JAKARTA - Jakarta tak lagi menyandang status sebagai Ibu Kota Negara RI yang selama 58 tahun disandangnya. Ibu kota negara telah berpindah ke IKN (Ibu Kota Nusantara), di Kalimantan Timur. Hal ini berlaku usai disahkan Dewan Perwakilan Rakyat, Kamis, 28 Maret 2024.

Sejatinya status DKI sebagai daerah khusus Ibukota telah selesai dengan diundangkannya UU IKN pada 15 Februari 2022 lalu. Status Jakarta dan kedudukannya kini diatur dengan UU DKJ (Daerah Khusus Jakarta) sebagai daerah otonomi biasa.

UU ini akan menjadi penuntun arah pengembangan dan kebijakan Jakarta selanjutnya. Dengan sejumlah ketentuan tambahan yang baru, diantaranya status Jakarta sebagai kota aglomerasi yang akan membawahi beberapa kota satelit seperti Bogor, Depok, Tangerang, Bekasi, dan Cianjur atau Jabodetabekjur.

Menurut Menteri Dalam Negeri, Tito Karnavian, dipilihnya opsi aglomerasi karena tidak perlu mengubah arah pembangunannya secara administrasi menjadi kota megapolitan atau metropolitan. "Karena nanti tak harus merubah banyak undang-undang (UU), seperti UU Jawa Barat, UU Banten, UU tentang Depok, UU Bekasi, banyak sekali UU. Sehingga akhirnya disepakati saat itu disebut saja kawasan aglomerasi," ujar Tito di Gedung DPR.

Selain karena pertimbangan wilayah tersebut tidak memiliki batas secara alam. Masyarakatnya juga sudah berpadu dalam aktivitas sosialnya, termasuk permasalahan yang dihadapi masyarakatnya sama, yakni banjir, kemacetan, polusi, sampah, hingga lalu lintas.

Aturan yang juga disematkan dalam UU DKJ selain sebagai daerah Aglomerasi, juga dibentuknya Dewan Aglomerasi yang dipimpin Wakil Presiden. Juga telah disepakati DPR, gubernur dan wakil gubernur DKJ akan dipilih oleh Rakyat. Hal ini sekaligus menganulir usulan dan wacana sebelumnya bahwa Gubernur DKJ akan ditunjuk oleh presiden.

Perubahan Status Jakarta sebagai ibu kota negara menjadi Daerah Khusus Jakarta. Menurut Pengamat Perkotaan dari Trisakti, Yayat Supriyatna, itu hanya persoalan ganti nama aja. Ibaratnya barang lama, kemasan baru.

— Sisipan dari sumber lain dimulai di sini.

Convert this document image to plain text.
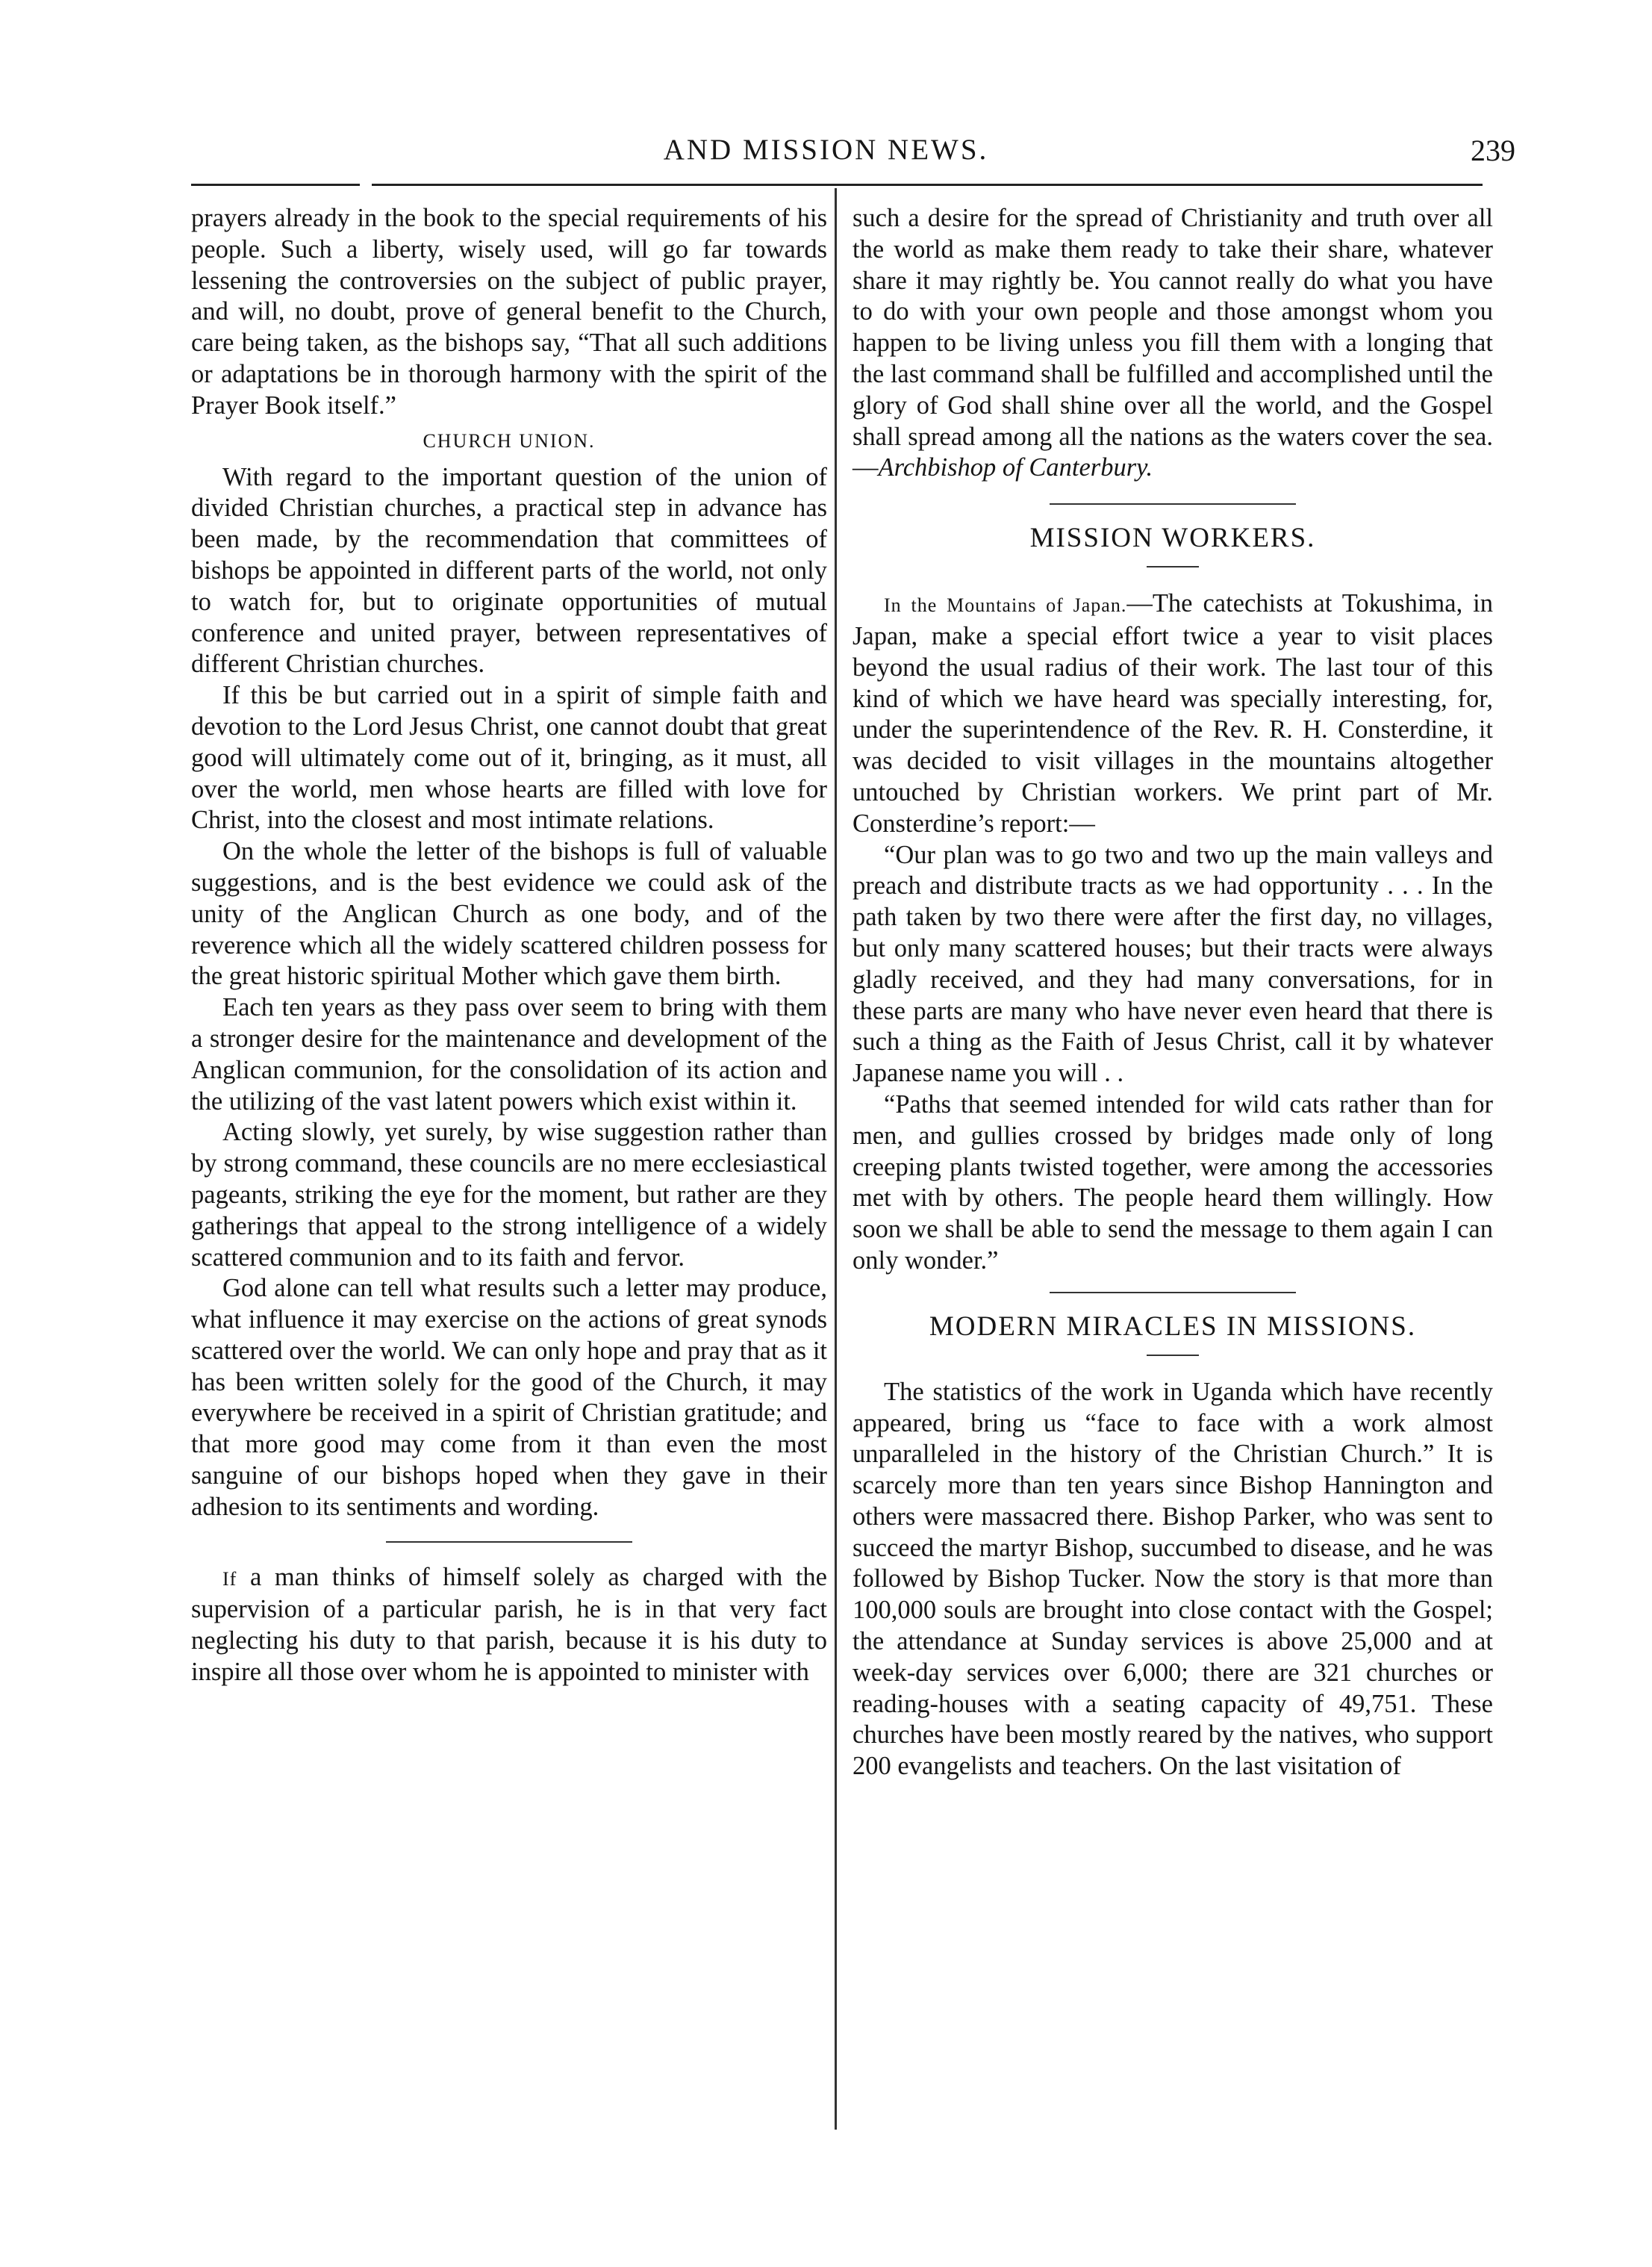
AND MISSION NEWS.	239

prayers already in the book to the special requirements of his people. Such a liberty, wisely used, will go far towards lessening the controversies on the subject of public prayer, and will, no doubt, prove of general benefit to the Church, care being taken, as the bishops say, “That all such additions or adaptations be in thorough harmony with the spirit of the Prayer Book itself.”

CHURCH UNION.

With regard to the important question of the union of divided Christian churches, a practical step in advance has been made, by the recommendation that committees of bishops be appointed in different parts of the world, not only to watch for, but to originate opportunities of mutual conference and united prayer, between representatives of different Christian churches.

If this be but carried out in a spirit of simple faith and devotion to the Lord Jesus Christ, one cannot doubt that great good will ultimately come out of it, bringing, as it must, all over the world, men whose hearts are filled with love for Christ, into the closest and most intimate relations.

On the whole the letter of the bishops is full of valuable suggestions, and is the best evidence we could ask of the unity of the Anglican Church as one body, and of the reverence which all the widely scattered children possess for the great historic spiritual Mother which gave them birth.

Each ten years as they pass over seem to bring with them a stronger desire for the maintenance and development of the Anglican communion, for the consolidation of its action and the utilizing of the vast latent powers which exist within it.

Acting slowly, yet surely, by wise suggestion rather than by strong command, these councils are no mere ecclesiastical pageants, striking the eye for the moment, but rather are they gatherings that appeal to the strong intelligence of a widely scattered communion and to its faith and fervor.

God alone can tell what results such a letter may produce, what influence it may exercise on the actions of great synods scattered over the world. We can only hope and pray that as it has been written solely for the good of the Church, it may everywhere be received in a spirit of Christian gratitude; and that more good may come from it than even the most sanguine of our bishops hoped when they gave in their adhesion to its sentiments and wording.

If a man thinks of himself solely as charged with the supervision of a particular parish, he is in that very fact neglecting his duty to that parish, because it is his duty to inspire all those over whom he is appointed to minister with

such a desire for the spread of Christianity and truth over all the world as make them ready to take their share, whatever share it may rightly be. You cannot really do what you have to do with your own people and those amongst whom you happen to be living unless you fill them with a longing that the last command shall be fulfilled and accomplished until the glory of God shall shine over all the world, and the Gospel shall spread among all the nations as the waters cover the sea.—Archbishop of Canterbury.

MISSION WORKERS.

In the Mountains of Japan.—The catechists at Tokushima, in Japan, make a special effort twice a year to visit places beyond the usual radius of their work. The last tour of this kind of which we have heard was specially interesting, for, under the superintendence of the Rev. R. H. Consterdine, it was decided to visit villages in the mountains altogether untouched by Christian workers. We print part of Mr. Consterdine’s report:—

“Our plan was to go two and two up the main valleys and preach and distribute tracts as we had opportunity . . . In the path taken by two there were after the first day, no villages, but only many scattered houses; but their tracts were always gladly received, and they had many conversations, for in these parts are many who have never even heard that there is such a thing as the Faith of Jesus Christ, call it by whatever Japanese name you will . .

“Paths that seemed intended for wild cats rather than for men, and gullies crossed by bridges made only of long creeping plants twisted together, were among the accessories met with by others. The people heard them willingly. How soon we shall be able to send the message to them again I can only wonder.”

MODERN MIRACLES IN MISSIONS.

The statistics of the work in Uganda which have recently appeared, bring us “face to face with a work almost unparalleled in the history of the Christian Church.” It is scarcely more than ten years since Bishop Hannington and others were massacred there. Bishop Parker, who was sent to succeed the martyr Bishop, succumbed to disease, and he was followed by Bishop Tucker. Now the story is that more than 100,000 souls are brought into close contact with the Gospel; the attendance at Sunday services is above 25,000 and at week-day services over 6,000; there are 321 churches or reading-houses with a seating capacity of 49,751. These churches have been mostly reared by the natives, who support 200 evangelists and teachers. On the last visitation of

Tetapi sektor-sektor pertumbuhan di Jakarta masih tetap eksis, sebagai kota maju dan berkembang. Baik sebagai sektor keuangan, asuransi, perdagangan besar, sektor transportasi, sektor konstruksi, akan masih kuat mewarnai wajah Jakarta. Mengenai berkurangnya jumlah populasi dengan perpindahan ke IKN. Menurut Yayat, juga masih sangat sedikit, karena pegawai yang pindah juga belum banyak.

"Jadi efeknya belum signifikan. Yang Jadi pertanyaan adalah bagaimana Jakarta mempertahankan performa mesin ekonomi (ekonomik engine) dari Jakarta itu agar tetap berputar dan perputarannya semakin kencang." katanya kepada VOI, Sabtu pekan lalu.

Yang jadi permasalah, kata Yayat, kalau ekonomi sekunder tetap besar di Jakarta, tapi tidak bagi ekonomi daerah tetangganya. Menurut Yayat, ekonomi di daerah pinggiran itu bisa semakin lama makin kecil karena daerah itu tak memiliki infrastruktur yang mumpuni seperti Jakarta. Yang akan berkembang hanya di kawasan tertentu seperti bumi serpong damai (BSD) yang sudah memiliki infrastruktur pengembangan kota.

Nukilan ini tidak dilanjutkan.